Estrada est l'une des 54 personnes --parlementaires et hauts responsables-- poursuivies pour corruption présumée: elles sont accusées d'avoir détourné à leur profit des millions de dollars accordés à des projets de développement du pays, un des plus pauvres d'Asie.Le sénateur est soupçonné d'avoir mis dans sa poche quelque 183 millions de pesos (3,1 millions d'euros).

Un autre sénateur, Ramon Revilla, avait été arrêté vendredi, et un troisième, Juan Ponce Enrile, 90 ans, figure de la dictature Marcos, devrait sous peu être lui aussi placé sous les verrous.
Le scandale a éclaté en 2013, lorsqu'une femme d'affaires, Janet Napoles, a été arrêtée, accusée de collusion avec des parlementaires pour détourner 10 milliards de pesos (168 millions d'euros) prévus à l'origine pour l'aide au développement. 

Elle avait alors fourni une liste d'une centaine de noms de députés et sénateurs, dont deux font partie du gouvernement d'Aquino, qui ont vigoureusement nié être impliqués dans le scandale.
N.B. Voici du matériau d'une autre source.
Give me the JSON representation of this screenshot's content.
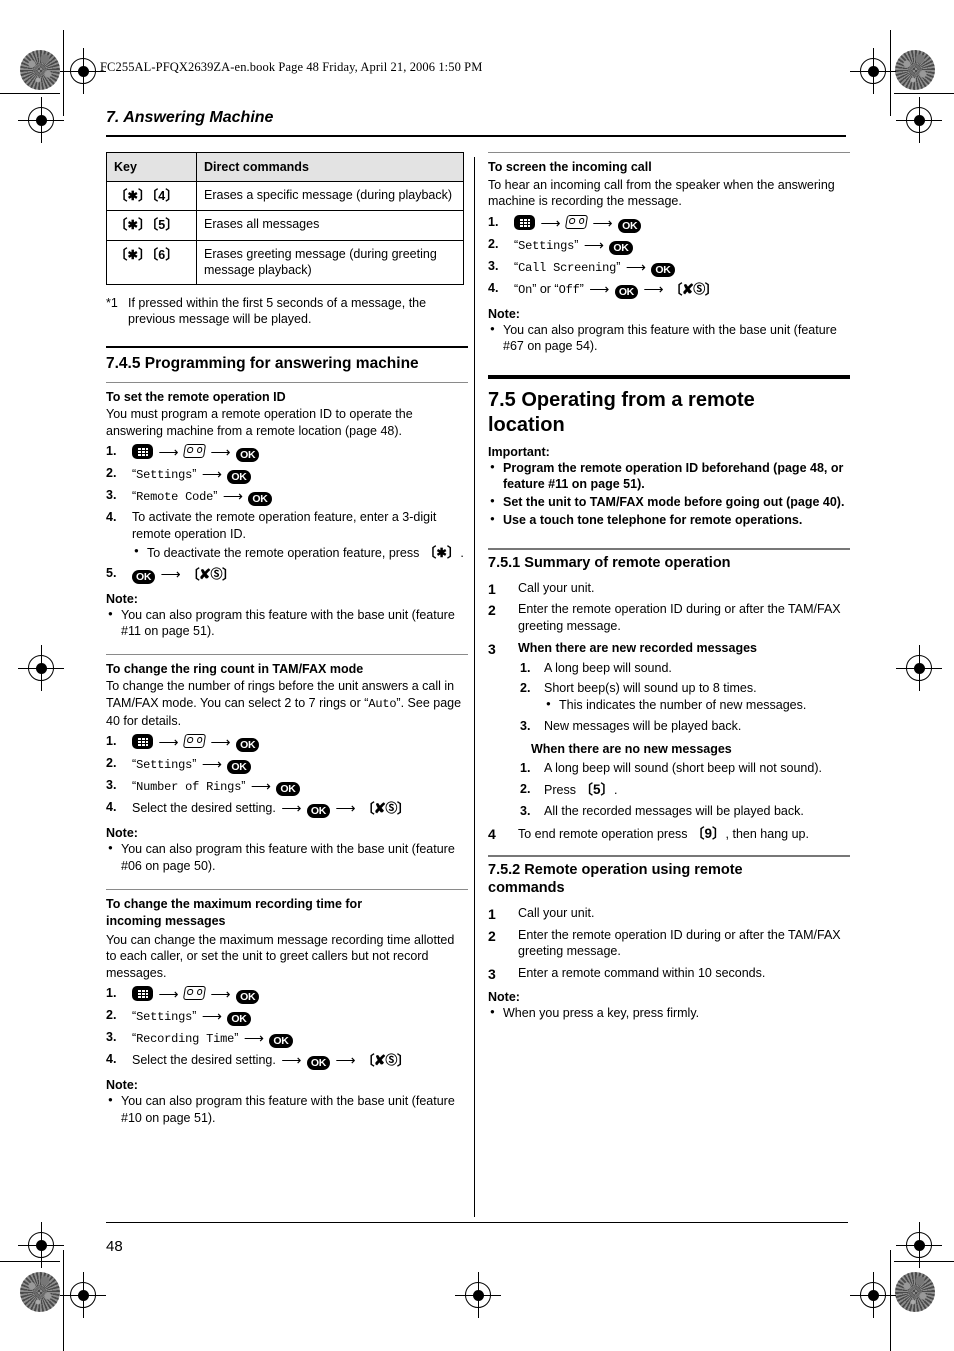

La corruption est régulièrement citée comme l'un des principaux facteurs --sinon le principal-- entravant le développement des Philippines.

A son arrivée au pouvoir, en juin 2010, Benigno Aquino en avait fait l'un de ses chevaux de bataille.
Joseph Estrada a lui même été poussé à la démission début 2001,  accusé de corruption et d'incompétence. Condamné à la prison à vie, cet ancien acteur avait ensuite été grâcié et s'était présenté aux présidentielles de 2010, face à Benigno Aquino, qui l'avait remporté. Il a été élu en 2013 maire de Manille.